Unerfüllte Versprechen
Vor 25 Jahren hatte der Bundestag beschlossen, ein Denkmal für die ermordeten Juden Europas zu errichten. Zugleich war Deutschland damals die Verpflichtung eingegangen, »aller Opfer des Nationalsozialismus würdig zu gedenken«. Das »Holocaust-Mahnmal« in Berlin-Mitte wurde 2005 eingeweiht. Seit 2014 besteht der Informations- und Gedenkort für die Opfer der »Euthanasie«-Morde in Berlin-Tiergarten. Doch jenseits dessen gab es keine Förderung für eine systematische Erforschung der Verbrechen an Kranken und anderen Personengruppen.
Pau und Korte erinnern daran, dass Die Linke seit vielen Jahren dafür kämpfe, dass »den Opfern der aus politischen und volkswirtschaftlichen Gründen geplanten und vollendeten Ermordung« in den »fünf Mordzentren Deutschlands endlich ein würdiges und angemessenes Gedenken zuteilwird«, dass »dies auch Angehörige und Nachfahren einbezieht und die Opfergruppe angemessen im nationalen Gedenkstättenkonzept des Bundes berücksichtigt wird«. Dem sei aber »mitnichten so«, rügen sie.

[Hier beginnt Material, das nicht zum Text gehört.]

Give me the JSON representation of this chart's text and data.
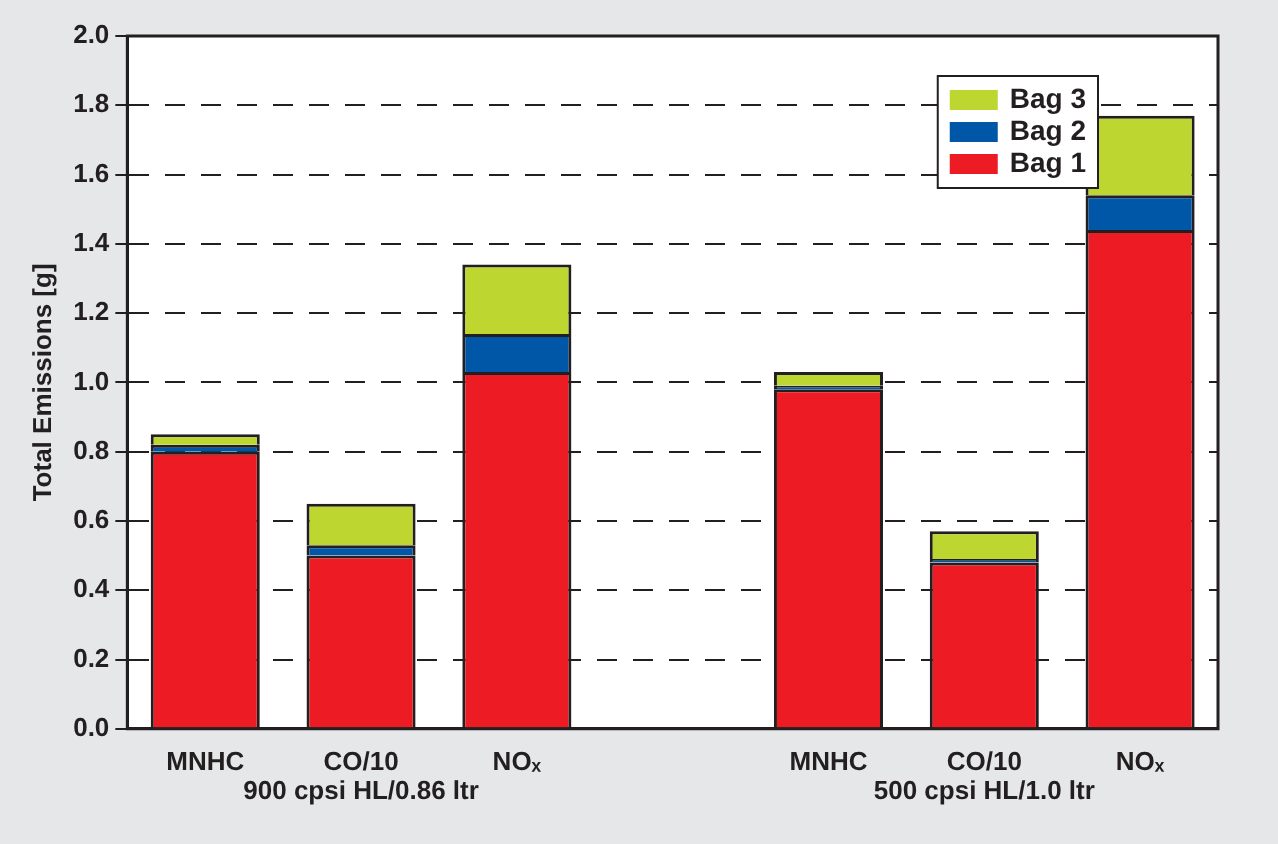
{
  "chart_data": {
    "type": "bar",
    "ylabel": "Total Emissions [g]",
    "categories": [
      "MNHC",
      "CO/10",
      "NOₓ",
      null,
      "MNHC",
      "CO/10",
      "NOₓ"
    ],
    "series": [
      {
        "name": "Bag 1",
        "color": "#ed1c24",
        "values": [
          0.8,
          0.5,
          1.03,
          null,
          0.98,
          0.48,
          1.44
        ]
      },
      {
        "name": "Bag 2",
        "color": "#0057a8",
        "values": [
          0.02,
          0.03,
          0.11,
          null,
          0.01,
          0.01,
          0.1
        ]
      },
      {
        "name": "Bag 3",
        "color": "#bed630",
        "values": [
          0.03,
          0.12,
          0.2,
          null,
          0.04,
          0.08,
          0.23
        ]
      }
    ],
    "stacked": true,
    "ylim": [
      0,
      2.0
    ],
    "yticks": [
      {
        "value": 0,
        "label": "0.0"
      },
      {
        "value": 0.2,
        "label": "0.2"
      },
      {
        "value": 0.4,
        "label": "0.4"
      },
      {
        "value": 0.6,
        "label": "0.6"
      },
      {
        "value": 0.8,
        "label": "0.8"
      },
      {
        "value": 1.0,
        "label": "1.0"
      },
      {
        "value": 1.2,
        "label": "1.2"
      },
      {
        "value": 1.4,
        "label": "1.4"
      },
      {
        "value": 1.6,
        "label": "1.6"
      },
      {
        "value": 1.8,
        "label": "1.8"
      },
      {
        "value": 2.0,
        "label": "2.0"
      }
    ],
    "grid": "y",
    "legend": "top right",
    "annotations": [
      "900 cpsi HL/0.86 ltr",
      "500 cpsi HL/1.0 ltr"
    ]
  }
}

Das aktuelle »unwürdige Spiel« der anderen Fraktionen werde man nicht mitmachen, stellen Pau und Korte klar. Vor allem aber sei deren Antrag »offensichtlich ohne die Expertise der Opferverbände, regionalen Initiativen, betroffenen Familien und an der Erforschung der Verbrechen arbeitenden Wissenschaftlerinnen und Wissenschaftler zusammengeklöppelt worden«. Anders lasse sich nicht erklären, dass zwar ein Projekt zur bundesweiten Archivierung von Patientenakten und Personalunterlagen der Täter initiiert, »aber kein generelles gesetzliches Kassationsverbot von historischen Quellen mit Bezug zu NS-Medizinverbrechen erlassen werden soll«. Ein solches Verbot müsse aber so schnell wie möglich kommen, um die Vernichtung weiterer Akten zu verhindern.
Als »problematisch« bezeichnen es die Linke-Abgeordneten, dass mögliche Empfänger von Forschungsgeldern bereits benannt werden. Zugleich werde im Antrag nicht verlangt, »dass Angehörige und Nachfahren einbezogen« werden. Vor allem aber werde Erinnerungspolitik mit der Formulierung »im Rahmen der zur Verfügung stehenden Haushaltsmittel« unter »Haushaltsvorbehalt gestellt«.
Dabei müssten die Forschungsaufträge in Zeiten, in denen behindertenfeindliche und faschistoide Einstellungen um sich greifen, verpflichtend sein. Pau und Korte erinnern daran, dass erst vor wenigen Wochen Bewohner eines Heimes der Lebenshilfe in Mönchengladbach mit Steinwürfen und der Botschaft »Euthanasie ist die Lösung« bedroht wurden.